What’s a 50 meter pool that is 25 meters short? If you answered, “very short-sighted”, you’d be correct, but that’s what you are going to get with the new Indoor recreation Center and Aquatics Facility.
Why is a 50M pool an important feature of an Indoor Aquatics Center?
According to a Cost Benefit Analysis (CBA) by the Economic Development Department of Las Cruces, New Mexico for a similar project, the ex ante study concluded that Swim Meets were the expected number one revenue generator for the facility. 10 swim meets per year would produce $126,000.
In addition, the economic impact of bringing in an estimated 7,500 out-of-county visitors would contribute $451,381 in sales to local businesses. The income to the local economy is “economic development”. The City’s decision to eliminate the 50M is extremely “short-sighted”.
In their latest presentation to the City Commission, the project’s architectural team said that the 25M pool/recreation facility would “cash Flow”. What does that mean? Every municipal project cash flows, it flows with tax revenues. Does it mean that operational costs do not exceed revenues generated? I think not.
The above CBA notes that “ there is not an instance in which the revenues of the new community pool exceed the operating costs of the pool. This implies that the recovery rate (based on revenues solely) will always be less that 100%. However, by adding the intangible benefits, it is possible for the benefits to exceed the costs.”
These “intangible benefits” largely are comprised of “community health benefits”, which are almost impossible to reconcile.
The City’s decision to abandon the concept of a 50M pool can now be added to the other miscues of the project’s planning, or lack thereof as evidenced by the following:
- Choosing two properties that had presented serious soils problems that would increase construction costs when they were told in advance.
- Made a property trade with the school district for 10 acres of swamp land that the city doesn’t need. Oh well we could use a park in that area anyway when the city already has 57 parks and Heren Park, (six acres) is only three blocks from the swamp. Say Goodbye to $150,000 of city resources.
- The third property chosen, North Kiwanis Park had issues too, the largest one being that MAFB didn’t like it because of access issues.
- The fourth property chosen is now Lions Park at the chagrin of a number of property owners citing traffic issues. Oh, and those will happen with swim teams coming in from outside of great Falls. The CBA, referenced above, estimates that with 10 swim meets per year, with 60 swimmers per team, it would mean 6,000 swimmers attending swim meets annually. The swimmers don’t come in VW’s, they come in busses. How’s that going to work at Lions Park?
- Their plan to cut down 14 mature trees on Lions Park.
- Concerns of a flawed architectural firm selection process by other local architects.
From all appearances, the undeveloped portion of Warden Park has much more going for it than Lions Park, but again the City has ignored that suggestion made in June of last year, just like they ignored the warnings about bad soils conditions on the first two chosen properties. The City will respond by saying that Warden Park is too far away from MAFB, but that’s what they said when I suggested Lions Park.

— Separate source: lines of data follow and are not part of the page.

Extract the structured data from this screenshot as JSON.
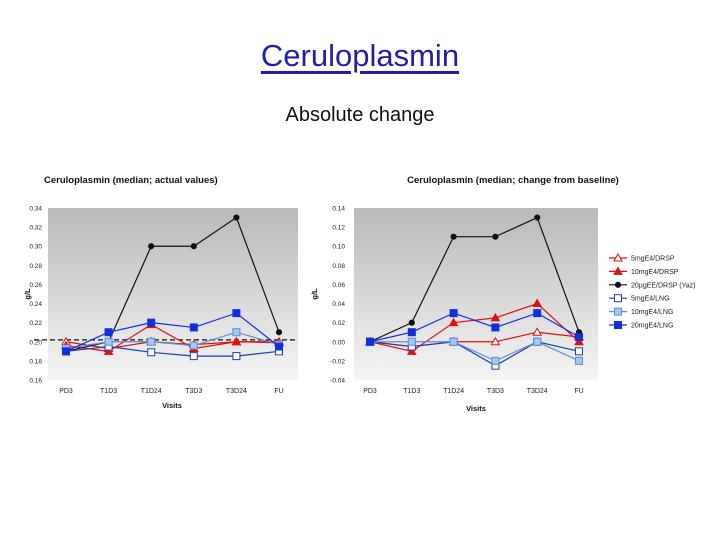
{
  "slide": {
    "title": "Ceruloplasmin",
    "subtitle": "Absolute change"
  },
  "colors": {
    "red": "#e01010",
    "black": "#111111",
    "dark_blue": "#1f3fb0",
    "light_blue": "#5a8fd6",
    "blue": "#1030e0",
    "plot_bg_top": "#b9b9b9",
    "plot_bg_bottom": "#f5f5f5"
  },
  "legend": {
    "placement": "right",
    "entries": [
      "5mgE4/DRSP",
      "10mgE4/DRSP",
      "20µgEE/DRSP (Yaz)",
      "5mgE4/LNG",
      "10mgE4/LNG",
      "20mgE4/LNG"
    ]
  },
  "chart_data": [
    {
      "type": "line",
      "title": "Ceruloplasmin (median; actual values)",
      "xlabel": "Visits",
      "ylabel": "g/L",
      "categories": [
        "PD3",
        "T1D3",
        "T1D24",
        "T3D3",
        "T3D24",
        "FU"
      ],
      "y_ticks": [
        "0.34",
        "0.32",
        "0.30",
        "0.28",
        "0.26",
        "0.24",
        "0.22",
        "0.20",
        "0.18",
        "0.16"
      ],
      "ylim": [
        0.16,
        0.34
      ],
      "reference_line": 0.202,
      "series": [
        {
          "name": "5mgE4/DRSP",
          "values": [
            0.2,
            0.193,
            0.2,
            0.197,
            0.2,
            0.199
          ]
        },
        {
          "name": "10mgE4/DRSP",
          "values": [
            0.196,
            0.19,
            0.218,
            0.193,
            0.2,
            0.2
          ]
        },
        {
          "name": "20µgEE/DRSP (Yaz)",
          "values": [
            0.19,
            0.2,
            0.3,
            0.3,
            0.33,
            0.21
          ]
        },
        {
          "name": "5mgE4/LNG",
          "values": [
            0.19,
            0.195,
            0.189,
            0.185,
            0.185,
            0.19
          ]
        },
        {
          "name": "10mgE4/LNG",
          "values": [
            0.193,
            0.2,
            0.2,
            0.196,
            0.21,
            0.197
          ]
        },
        {
          "name": "20mgE4/LNG",
          "values": [
            0.19,
            0.21,
            0.22,
            0.215,
            0.23,
            0.195
          ]
        }
      ]
    },
    {
      "type": "line",
      "title": "Ceruloplasmin (median; change from baseline)",
      "xlabel": "Visits",
      "ylabel": "g/L",
      "categories": [
        "PD3",
        "T1D3",
        "T1D24",
        "T3D3",
        "T3D24",
        "FU"
      ],
      "y_ticks": [
        "0.14",
        "0.12",
        "0.10",
        "0.08",
        "0.06",
        "0.04",
        "0.02",
        "0.00",
        "-0.02",
        "-0.04"
      ],
      "ylim": [
        -0.04,
        0.14
      ],
      "series": [
        {
          "name": "5mgE4/DRSP",
          "values": [
            0.0,
            -0.005,
            0.0,
            0.0,
            0.01,
            0.005
          ]
        },
        {
          "name": "10mgE4/DRSP",
          "values": [
            0.0,
            -0.01,
            0.02,
            0.025,
            0.04,
            0.0
          ]
        },
        {
          "name": "20µgEE/DRSP (Yaz)",
          "values": [
            0.0,
            0.02,
            0.11,
            0.11,
            0.13,
            0.01
          ]
        },
        {
          "name": "5mgE4/LNG",
          "values": [
            0.0,
            -0.005,
            0.0,
            -0.025,
            0.0,
            -0.01
          ]
        },
        {
          "name": "10mgE4/LNG",
          "values": [
            0.0,
            0.0,
            0.0,
            -0.02,
            0.0,
            -0.02
          ]
        },
        {
          "name": "20mgE4/LNG",
          "values": [
            0.0,
            0.01,
            0.03,
            0.015,
            0.03,
            0.005
          ]
        }
      ]
    }
  ]
}
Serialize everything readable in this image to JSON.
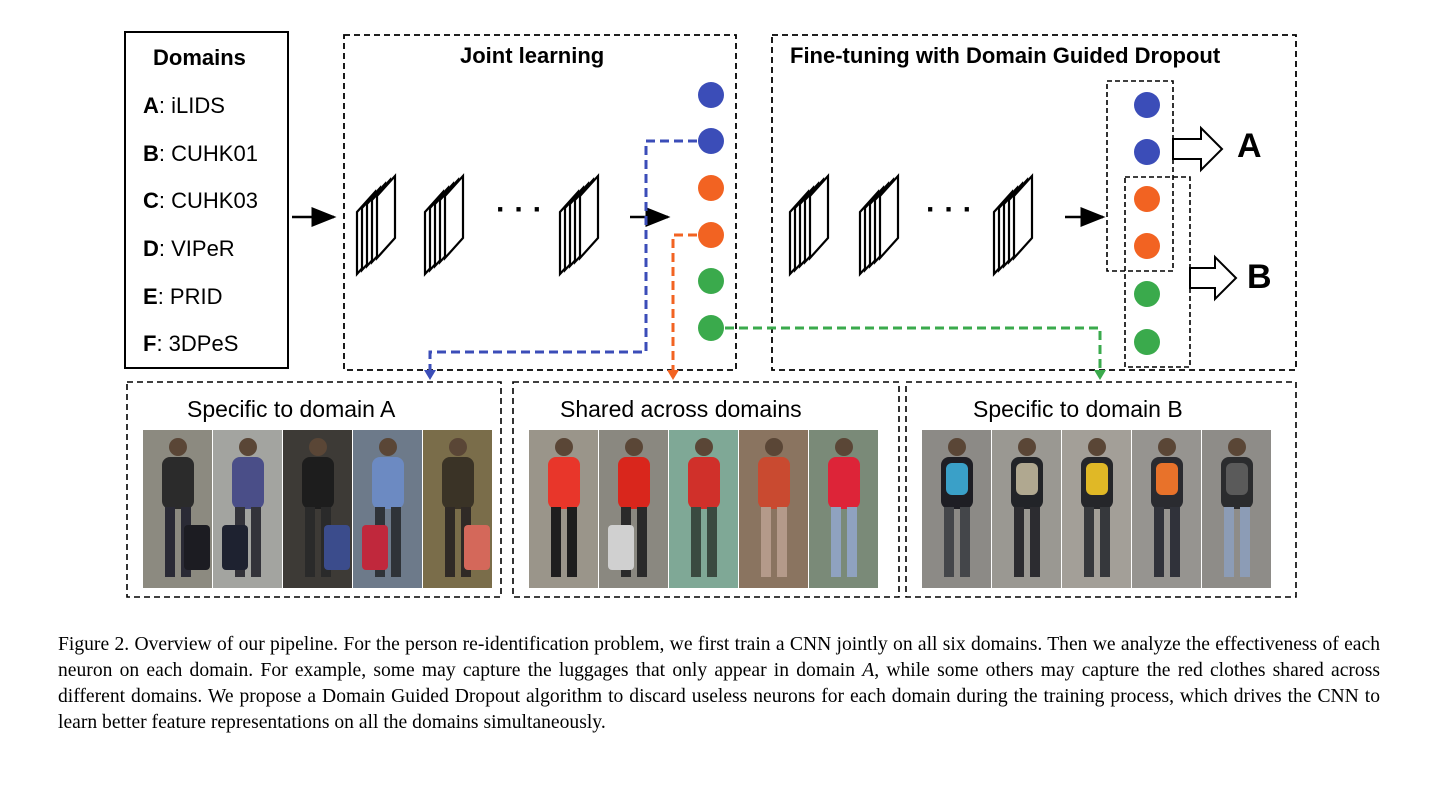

Wrong again.
Again, the City put the cart before the horse by not asking property owners adjacent to Lions Park how they felt about the increased traffic resulting from the Indoor Recreation and Aquatics Facility, or how they felt about cutting down 14 mature trees.
I can say as a property owner in the neighborhood, having resided two blocks away from Lions Park beginning at its inception in 1952, that I have more knowledge of the park and its contribution to the neighborhood than anyone making these decisions.
I played on the Lions Park baseball field, skated on the ice rink and witnessed first hand the construction of the pavilion. The parking for this proposed facility will destroy an important asset for the larger neighborhood.
When I suggested Lions Park in early December, it was an attempt to test the flexibility of the base’s unfounded requirement that the new facility be immediately adjacent to the base. It is vastly more important that a new indoor recreation and aquatics facility be centrally located for all the city’s residents, and Warden Park is that location.
We would be wise to reexamine the whole site selection, consultant selection and programming process and do the right thing by the taxpayers of this community. Afterall, there’s $20.2M at stake.